Robert Bugbee describes the Scorpio Group’s public companies as being at a crossroads of sorts as the world sorts out its energy needs and priorities.

Bugbee is president of Scorpio Tankers, one of the world’s largest product carrier owners, and of Eneti, which switched out of dry bulk shipowning to become a player in wind turbine installation vessels (WTIVs).

The world’s geopolitical framework is presenting strong opportunities for both of these very different New York-listed companies.

But that’s not entirely a good thing, Bugbee said on Tuesday in a keynote address to the annual Hellenic-American Norwegian-American chambers of commerce joint shipping conference in Manhattan.

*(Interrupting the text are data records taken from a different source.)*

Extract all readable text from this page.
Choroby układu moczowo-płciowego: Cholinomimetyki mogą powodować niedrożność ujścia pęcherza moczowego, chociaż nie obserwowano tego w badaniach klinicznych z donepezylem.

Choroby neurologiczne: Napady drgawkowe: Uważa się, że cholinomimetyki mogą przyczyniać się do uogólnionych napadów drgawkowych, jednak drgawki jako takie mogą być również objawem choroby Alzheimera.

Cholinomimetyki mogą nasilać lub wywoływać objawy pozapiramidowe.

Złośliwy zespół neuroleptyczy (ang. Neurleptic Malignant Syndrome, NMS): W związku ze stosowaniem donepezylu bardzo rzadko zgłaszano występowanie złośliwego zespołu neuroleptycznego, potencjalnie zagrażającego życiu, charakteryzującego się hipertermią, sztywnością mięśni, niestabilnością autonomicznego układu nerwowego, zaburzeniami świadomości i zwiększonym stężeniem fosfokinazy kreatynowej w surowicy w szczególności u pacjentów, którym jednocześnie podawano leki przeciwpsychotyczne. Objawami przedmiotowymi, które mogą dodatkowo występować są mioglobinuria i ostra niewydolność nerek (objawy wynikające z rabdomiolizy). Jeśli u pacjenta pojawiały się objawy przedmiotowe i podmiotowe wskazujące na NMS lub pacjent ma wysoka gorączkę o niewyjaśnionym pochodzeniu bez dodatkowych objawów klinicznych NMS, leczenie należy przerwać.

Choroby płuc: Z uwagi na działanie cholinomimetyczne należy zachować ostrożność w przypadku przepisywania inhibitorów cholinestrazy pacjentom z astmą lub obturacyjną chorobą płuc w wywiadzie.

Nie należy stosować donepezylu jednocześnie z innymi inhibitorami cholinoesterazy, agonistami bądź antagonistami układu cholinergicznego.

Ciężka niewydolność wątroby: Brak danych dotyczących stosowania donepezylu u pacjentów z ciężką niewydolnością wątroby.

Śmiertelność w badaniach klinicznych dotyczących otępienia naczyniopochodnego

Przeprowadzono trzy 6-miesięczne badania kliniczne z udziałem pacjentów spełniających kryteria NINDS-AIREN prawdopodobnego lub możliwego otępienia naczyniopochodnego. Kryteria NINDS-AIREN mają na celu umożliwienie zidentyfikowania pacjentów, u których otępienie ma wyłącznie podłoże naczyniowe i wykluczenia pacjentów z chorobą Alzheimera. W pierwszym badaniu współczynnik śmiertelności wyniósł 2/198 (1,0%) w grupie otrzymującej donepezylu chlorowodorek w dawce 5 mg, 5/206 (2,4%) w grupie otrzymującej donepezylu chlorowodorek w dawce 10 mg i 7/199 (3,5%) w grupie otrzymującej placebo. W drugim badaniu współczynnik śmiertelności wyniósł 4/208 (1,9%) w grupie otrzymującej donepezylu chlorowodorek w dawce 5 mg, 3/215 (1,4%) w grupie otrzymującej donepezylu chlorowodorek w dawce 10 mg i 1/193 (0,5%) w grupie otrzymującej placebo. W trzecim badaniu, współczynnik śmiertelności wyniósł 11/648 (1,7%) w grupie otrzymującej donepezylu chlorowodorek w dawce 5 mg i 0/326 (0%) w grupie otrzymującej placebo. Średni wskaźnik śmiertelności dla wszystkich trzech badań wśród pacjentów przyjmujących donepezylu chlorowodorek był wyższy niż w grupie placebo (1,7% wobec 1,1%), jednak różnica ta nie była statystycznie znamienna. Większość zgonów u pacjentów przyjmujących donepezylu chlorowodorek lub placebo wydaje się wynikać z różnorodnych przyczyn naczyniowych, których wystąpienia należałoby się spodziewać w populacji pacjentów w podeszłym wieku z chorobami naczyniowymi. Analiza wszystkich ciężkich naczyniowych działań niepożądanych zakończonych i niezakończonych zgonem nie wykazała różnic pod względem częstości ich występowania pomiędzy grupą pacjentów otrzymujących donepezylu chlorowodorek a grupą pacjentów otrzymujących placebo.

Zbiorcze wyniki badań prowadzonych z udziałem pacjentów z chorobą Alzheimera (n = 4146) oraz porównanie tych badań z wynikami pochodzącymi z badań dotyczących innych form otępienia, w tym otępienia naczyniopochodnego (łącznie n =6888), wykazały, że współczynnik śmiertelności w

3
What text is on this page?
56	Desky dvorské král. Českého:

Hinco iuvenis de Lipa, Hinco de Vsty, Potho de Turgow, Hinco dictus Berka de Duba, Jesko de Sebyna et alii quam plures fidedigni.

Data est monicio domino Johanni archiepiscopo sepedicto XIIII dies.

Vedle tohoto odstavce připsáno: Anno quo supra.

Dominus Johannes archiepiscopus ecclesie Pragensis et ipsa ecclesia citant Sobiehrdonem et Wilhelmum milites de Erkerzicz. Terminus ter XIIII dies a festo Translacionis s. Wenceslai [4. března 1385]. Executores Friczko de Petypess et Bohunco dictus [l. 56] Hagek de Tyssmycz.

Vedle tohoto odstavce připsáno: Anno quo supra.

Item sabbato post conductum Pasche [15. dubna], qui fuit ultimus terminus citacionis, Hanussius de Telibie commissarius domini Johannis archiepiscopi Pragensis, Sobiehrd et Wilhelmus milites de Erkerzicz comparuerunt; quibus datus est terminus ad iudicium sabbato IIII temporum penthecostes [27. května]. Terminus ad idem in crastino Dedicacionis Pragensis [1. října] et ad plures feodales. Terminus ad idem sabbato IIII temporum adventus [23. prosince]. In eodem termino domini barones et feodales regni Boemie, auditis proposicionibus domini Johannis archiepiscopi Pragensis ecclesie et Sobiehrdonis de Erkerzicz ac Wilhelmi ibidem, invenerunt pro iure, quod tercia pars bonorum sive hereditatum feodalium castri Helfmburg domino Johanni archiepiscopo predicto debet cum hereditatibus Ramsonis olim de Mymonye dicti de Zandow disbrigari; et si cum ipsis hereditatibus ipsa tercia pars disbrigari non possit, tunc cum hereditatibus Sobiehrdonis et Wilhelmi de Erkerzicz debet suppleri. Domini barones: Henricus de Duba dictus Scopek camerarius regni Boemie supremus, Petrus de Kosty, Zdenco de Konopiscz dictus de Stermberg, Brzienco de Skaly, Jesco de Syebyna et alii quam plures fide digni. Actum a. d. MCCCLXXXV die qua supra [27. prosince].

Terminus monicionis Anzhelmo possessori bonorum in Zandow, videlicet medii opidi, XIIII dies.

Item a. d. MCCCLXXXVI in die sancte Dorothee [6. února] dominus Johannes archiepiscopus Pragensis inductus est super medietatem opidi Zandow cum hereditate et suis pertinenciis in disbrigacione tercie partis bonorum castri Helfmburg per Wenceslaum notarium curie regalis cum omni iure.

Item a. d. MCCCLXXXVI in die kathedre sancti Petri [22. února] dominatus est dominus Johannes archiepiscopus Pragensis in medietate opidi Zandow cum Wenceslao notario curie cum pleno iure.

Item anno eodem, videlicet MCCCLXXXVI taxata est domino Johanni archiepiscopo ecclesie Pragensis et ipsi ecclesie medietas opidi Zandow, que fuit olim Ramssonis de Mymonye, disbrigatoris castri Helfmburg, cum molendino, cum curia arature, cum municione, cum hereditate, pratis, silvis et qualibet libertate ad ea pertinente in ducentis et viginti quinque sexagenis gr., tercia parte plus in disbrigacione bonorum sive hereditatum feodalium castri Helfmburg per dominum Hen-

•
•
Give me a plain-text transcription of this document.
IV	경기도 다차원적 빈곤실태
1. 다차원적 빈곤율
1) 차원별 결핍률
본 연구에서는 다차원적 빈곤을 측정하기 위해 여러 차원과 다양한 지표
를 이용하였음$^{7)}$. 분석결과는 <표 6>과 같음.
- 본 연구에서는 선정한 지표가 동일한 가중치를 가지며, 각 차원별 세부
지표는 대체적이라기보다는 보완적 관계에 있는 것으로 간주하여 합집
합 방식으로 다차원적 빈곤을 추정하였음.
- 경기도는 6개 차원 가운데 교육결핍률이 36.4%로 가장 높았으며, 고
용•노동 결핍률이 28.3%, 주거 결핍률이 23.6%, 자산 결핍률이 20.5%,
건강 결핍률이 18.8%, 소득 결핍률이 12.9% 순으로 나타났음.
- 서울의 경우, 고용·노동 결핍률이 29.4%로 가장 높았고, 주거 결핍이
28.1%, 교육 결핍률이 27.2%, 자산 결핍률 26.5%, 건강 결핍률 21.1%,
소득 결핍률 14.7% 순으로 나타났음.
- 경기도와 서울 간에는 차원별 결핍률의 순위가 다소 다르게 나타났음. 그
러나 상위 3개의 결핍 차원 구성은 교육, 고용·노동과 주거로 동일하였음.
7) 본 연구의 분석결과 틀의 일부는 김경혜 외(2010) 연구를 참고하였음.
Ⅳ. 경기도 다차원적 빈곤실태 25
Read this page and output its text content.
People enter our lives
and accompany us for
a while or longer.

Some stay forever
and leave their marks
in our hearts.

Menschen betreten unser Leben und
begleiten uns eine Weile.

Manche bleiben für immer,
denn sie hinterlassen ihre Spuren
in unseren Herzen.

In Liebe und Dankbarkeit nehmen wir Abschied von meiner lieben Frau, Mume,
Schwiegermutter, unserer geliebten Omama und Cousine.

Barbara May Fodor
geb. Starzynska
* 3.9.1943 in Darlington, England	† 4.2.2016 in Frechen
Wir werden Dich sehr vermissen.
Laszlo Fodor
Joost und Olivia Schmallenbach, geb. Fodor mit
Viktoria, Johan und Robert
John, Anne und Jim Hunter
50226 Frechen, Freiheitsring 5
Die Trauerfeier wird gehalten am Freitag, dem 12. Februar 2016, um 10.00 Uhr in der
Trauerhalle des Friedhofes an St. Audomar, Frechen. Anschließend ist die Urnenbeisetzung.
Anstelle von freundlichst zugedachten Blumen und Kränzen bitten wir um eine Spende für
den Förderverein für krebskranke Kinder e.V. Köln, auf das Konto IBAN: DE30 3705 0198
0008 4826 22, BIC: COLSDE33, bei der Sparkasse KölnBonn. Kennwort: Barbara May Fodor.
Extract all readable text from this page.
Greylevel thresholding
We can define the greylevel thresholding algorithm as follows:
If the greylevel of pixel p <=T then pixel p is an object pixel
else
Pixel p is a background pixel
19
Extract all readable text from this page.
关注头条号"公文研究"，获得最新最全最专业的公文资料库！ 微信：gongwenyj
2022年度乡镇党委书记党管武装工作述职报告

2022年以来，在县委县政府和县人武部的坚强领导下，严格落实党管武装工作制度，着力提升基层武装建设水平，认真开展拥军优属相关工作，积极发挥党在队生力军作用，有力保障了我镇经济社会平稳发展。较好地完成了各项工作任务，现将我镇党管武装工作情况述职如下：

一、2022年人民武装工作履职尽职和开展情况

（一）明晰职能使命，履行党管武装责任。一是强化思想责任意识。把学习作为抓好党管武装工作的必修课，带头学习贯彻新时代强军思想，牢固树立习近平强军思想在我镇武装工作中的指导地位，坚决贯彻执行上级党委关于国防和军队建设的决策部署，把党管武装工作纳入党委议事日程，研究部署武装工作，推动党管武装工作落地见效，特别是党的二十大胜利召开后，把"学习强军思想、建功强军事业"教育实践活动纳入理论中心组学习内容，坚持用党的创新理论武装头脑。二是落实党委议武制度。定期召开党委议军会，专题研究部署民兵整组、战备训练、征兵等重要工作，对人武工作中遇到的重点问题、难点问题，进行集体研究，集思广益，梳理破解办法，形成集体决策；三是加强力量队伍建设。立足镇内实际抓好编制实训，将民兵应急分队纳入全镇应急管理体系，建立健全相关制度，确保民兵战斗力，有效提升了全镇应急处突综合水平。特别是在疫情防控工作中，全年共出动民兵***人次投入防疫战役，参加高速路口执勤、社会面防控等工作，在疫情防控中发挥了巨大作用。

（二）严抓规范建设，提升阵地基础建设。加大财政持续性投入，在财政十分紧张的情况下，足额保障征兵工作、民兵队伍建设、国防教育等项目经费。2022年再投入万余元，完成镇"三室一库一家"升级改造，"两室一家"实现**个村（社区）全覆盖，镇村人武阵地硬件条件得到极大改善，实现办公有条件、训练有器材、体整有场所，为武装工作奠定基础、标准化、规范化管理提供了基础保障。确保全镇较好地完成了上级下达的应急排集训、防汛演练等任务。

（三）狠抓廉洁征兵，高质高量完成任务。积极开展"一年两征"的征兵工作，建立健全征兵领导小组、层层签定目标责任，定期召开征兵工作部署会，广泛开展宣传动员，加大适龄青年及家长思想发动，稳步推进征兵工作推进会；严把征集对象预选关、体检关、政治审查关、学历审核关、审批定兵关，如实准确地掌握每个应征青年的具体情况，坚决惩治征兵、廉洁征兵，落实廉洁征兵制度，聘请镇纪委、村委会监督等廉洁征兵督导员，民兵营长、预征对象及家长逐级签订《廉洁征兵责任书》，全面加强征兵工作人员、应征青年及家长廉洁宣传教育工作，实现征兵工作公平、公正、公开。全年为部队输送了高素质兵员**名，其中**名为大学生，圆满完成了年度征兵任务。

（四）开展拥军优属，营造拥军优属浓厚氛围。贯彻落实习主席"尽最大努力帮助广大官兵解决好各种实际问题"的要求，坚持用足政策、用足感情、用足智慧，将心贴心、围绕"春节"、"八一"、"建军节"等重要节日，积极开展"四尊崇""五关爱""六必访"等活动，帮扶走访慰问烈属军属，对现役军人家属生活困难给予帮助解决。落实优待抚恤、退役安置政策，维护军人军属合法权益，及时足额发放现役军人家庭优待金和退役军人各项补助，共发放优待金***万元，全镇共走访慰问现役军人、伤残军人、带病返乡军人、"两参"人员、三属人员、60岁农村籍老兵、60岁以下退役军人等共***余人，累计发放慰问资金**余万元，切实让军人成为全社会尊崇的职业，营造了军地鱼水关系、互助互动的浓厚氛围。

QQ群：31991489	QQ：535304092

“We have two companies – one in the past and present, and the other in the present and near-future. We can see these conflicts coming every day,” Bugbee told the audience.

Delays in building for offshore wind projects have created a shortage of WTIVs, he said.

“That’s good for Eneti, just as the disruption with Russia and clean-products cargoes is good for Scorpio Tankers. But neither is good for society,” Bugbee said.

The conference adoped a theme of “navigating geopolitical challenges in a time of crisis” for this year’s event, and Bugbee was true to that score as he discussed world events both in an historical context and in their implications for shipping.

On this business front, he was characteristically bullish. “I’m permanently optimistic. Obviously, you have to be optimistic in this business to remain sane,” he said.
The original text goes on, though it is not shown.